World Summit Focuses on Public-Private Partnerships to Promote Development

After days of criticism from attendees of the United Nations-sponsored World Summit on Sustainable Development in Johannesburg, South Africa, Bush administration officials responded at the end of last week, declaring that the U.S. is the world's leader in sustainable development and challenging the need for specific timetables to tackle poverty and environmental damage.

"The United States is the world's leader in sustainable development," said Undersecretary of State Paula Dobriansky. "No other nation has made a greater and more concrete commitment."

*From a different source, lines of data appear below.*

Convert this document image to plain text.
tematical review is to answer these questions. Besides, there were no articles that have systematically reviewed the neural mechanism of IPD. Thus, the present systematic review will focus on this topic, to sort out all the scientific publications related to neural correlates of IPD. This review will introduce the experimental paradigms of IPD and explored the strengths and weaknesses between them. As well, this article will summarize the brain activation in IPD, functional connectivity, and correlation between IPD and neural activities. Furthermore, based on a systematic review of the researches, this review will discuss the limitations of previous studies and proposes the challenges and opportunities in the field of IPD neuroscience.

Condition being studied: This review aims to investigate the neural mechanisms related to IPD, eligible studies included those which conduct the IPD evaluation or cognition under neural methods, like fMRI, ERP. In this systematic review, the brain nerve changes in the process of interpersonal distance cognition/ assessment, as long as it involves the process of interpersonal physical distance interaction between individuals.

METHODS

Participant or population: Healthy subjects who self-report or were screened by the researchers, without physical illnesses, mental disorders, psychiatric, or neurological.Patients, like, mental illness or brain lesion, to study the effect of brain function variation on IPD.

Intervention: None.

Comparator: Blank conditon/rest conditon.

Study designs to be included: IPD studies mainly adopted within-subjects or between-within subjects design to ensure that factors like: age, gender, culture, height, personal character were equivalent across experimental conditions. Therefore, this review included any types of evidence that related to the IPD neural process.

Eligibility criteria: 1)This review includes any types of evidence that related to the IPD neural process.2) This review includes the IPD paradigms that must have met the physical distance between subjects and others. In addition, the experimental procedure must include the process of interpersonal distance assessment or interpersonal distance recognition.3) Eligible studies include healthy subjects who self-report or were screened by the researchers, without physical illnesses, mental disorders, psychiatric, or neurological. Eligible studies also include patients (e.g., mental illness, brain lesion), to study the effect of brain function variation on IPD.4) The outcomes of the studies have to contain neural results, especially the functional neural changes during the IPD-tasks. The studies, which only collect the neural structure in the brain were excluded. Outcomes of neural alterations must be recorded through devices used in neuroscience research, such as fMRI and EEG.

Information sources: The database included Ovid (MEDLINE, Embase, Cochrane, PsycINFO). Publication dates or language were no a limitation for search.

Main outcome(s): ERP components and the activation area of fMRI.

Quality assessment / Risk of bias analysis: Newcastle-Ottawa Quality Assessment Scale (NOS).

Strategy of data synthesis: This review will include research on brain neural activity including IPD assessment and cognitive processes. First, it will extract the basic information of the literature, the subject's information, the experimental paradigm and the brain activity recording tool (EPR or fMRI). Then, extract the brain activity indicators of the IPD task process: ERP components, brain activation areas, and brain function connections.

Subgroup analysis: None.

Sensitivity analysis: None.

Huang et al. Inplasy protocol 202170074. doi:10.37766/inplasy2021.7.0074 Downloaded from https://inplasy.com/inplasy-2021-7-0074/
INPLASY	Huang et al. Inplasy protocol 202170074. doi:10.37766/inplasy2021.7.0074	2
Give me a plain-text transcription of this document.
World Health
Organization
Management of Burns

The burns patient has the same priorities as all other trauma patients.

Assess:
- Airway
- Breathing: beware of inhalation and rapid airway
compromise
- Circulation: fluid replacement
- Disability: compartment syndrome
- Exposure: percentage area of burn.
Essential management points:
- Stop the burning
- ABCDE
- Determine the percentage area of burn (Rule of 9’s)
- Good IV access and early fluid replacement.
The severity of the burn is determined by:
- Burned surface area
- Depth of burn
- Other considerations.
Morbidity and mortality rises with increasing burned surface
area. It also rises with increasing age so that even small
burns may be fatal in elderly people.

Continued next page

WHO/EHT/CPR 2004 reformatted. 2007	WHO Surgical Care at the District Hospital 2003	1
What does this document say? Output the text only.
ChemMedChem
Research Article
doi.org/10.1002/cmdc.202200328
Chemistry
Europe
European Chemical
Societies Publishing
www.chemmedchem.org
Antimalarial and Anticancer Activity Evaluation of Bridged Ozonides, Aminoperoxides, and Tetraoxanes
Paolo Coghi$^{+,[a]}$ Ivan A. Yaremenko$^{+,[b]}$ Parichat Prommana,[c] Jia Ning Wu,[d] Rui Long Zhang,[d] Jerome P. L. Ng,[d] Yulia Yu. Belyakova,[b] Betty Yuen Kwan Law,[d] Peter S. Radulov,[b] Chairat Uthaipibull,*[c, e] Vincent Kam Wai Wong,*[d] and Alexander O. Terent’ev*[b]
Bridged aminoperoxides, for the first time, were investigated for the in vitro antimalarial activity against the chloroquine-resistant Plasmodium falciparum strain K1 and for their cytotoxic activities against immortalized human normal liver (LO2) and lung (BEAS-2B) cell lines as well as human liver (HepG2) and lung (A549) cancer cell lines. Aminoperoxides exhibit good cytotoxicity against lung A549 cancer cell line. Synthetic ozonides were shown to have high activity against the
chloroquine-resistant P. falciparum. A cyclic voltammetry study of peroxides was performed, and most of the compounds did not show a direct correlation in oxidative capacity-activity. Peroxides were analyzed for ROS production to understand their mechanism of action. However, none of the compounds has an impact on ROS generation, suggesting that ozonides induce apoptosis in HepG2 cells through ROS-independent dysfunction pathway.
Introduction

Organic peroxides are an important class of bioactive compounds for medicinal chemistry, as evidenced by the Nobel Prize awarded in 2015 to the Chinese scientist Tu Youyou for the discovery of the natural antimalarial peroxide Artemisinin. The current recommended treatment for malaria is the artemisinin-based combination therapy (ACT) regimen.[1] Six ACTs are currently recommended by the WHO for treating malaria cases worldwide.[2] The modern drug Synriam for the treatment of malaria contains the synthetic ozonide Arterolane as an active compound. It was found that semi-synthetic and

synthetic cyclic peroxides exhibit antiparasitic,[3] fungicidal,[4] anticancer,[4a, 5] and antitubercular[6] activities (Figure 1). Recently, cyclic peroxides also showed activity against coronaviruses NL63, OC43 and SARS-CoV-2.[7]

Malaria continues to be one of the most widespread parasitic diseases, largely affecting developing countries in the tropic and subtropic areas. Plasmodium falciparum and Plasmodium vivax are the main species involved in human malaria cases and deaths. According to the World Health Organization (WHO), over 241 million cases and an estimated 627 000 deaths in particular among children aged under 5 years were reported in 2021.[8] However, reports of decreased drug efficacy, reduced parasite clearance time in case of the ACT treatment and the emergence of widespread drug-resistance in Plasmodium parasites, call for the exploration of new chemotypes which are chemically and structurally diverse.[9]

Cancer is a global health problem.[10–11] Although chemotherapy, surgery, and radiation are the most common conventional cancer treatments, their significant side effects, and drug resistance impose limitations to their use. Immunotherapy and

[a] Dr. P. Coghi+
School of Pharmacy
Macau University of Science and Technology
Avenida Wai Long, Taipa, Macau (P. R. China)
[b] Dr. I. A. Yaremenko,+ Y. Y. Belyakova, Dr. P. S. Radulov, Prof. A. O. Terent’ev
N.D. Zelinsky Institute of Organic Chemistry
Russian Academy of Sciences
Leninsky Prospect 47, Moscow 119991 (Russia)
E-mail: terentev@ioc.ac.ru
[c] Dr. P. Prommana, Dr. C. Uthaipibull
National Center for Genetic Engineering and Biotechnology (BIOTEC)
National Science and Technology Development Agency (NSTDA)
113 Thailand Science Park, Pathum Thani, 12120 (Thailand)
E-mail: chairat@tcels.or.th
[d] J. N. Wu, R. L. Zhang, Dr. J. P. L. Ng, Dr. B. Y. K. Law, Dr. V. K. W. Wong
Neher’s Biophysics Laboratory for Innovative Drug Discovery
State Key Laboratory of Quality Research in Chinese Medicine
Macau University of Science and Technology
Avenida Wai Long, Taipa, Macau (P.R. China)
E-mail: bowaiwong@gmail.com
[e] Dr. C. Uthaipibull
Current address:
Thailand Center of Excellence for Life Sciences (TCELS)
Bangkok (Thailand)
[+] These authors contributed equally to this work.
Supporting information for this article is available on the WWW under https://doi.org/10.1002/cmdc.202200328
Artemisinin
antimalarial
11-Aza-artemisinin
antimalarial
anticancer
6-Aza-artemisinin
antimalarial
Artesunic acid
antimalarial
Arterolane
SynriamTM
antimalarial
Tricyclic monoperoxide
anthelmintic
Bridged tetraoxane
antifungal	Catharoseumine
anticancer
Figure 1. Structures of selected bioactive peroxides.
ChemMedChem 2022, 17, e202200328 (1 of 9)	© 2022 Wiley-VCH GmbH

The Bush administration, which also has been criticized for President Bush's decision not to attend the summit, highlighted a series of upcoming partnerships between industry and private foundations that will address major problems such as energy, clean water, sanitation, and hunger. The projects include a $90 million U.S. proposal to cut hunger in Africa with help from regional trade groups and industry partners and a public-private partnership that aims to eliminate lead from gasoline and reduce sulfur levels in diesel fuel.

In other news related to the summit, Dr. Peter Piot, executive director of UNAIDS, criticized the conference for not giving enough attention to the devastating effects that the disease has had in developing countries in Africa.

"If AIDS is not brought under control, if people are not alive, if people are not healthy....[development] won't happen," said Piot.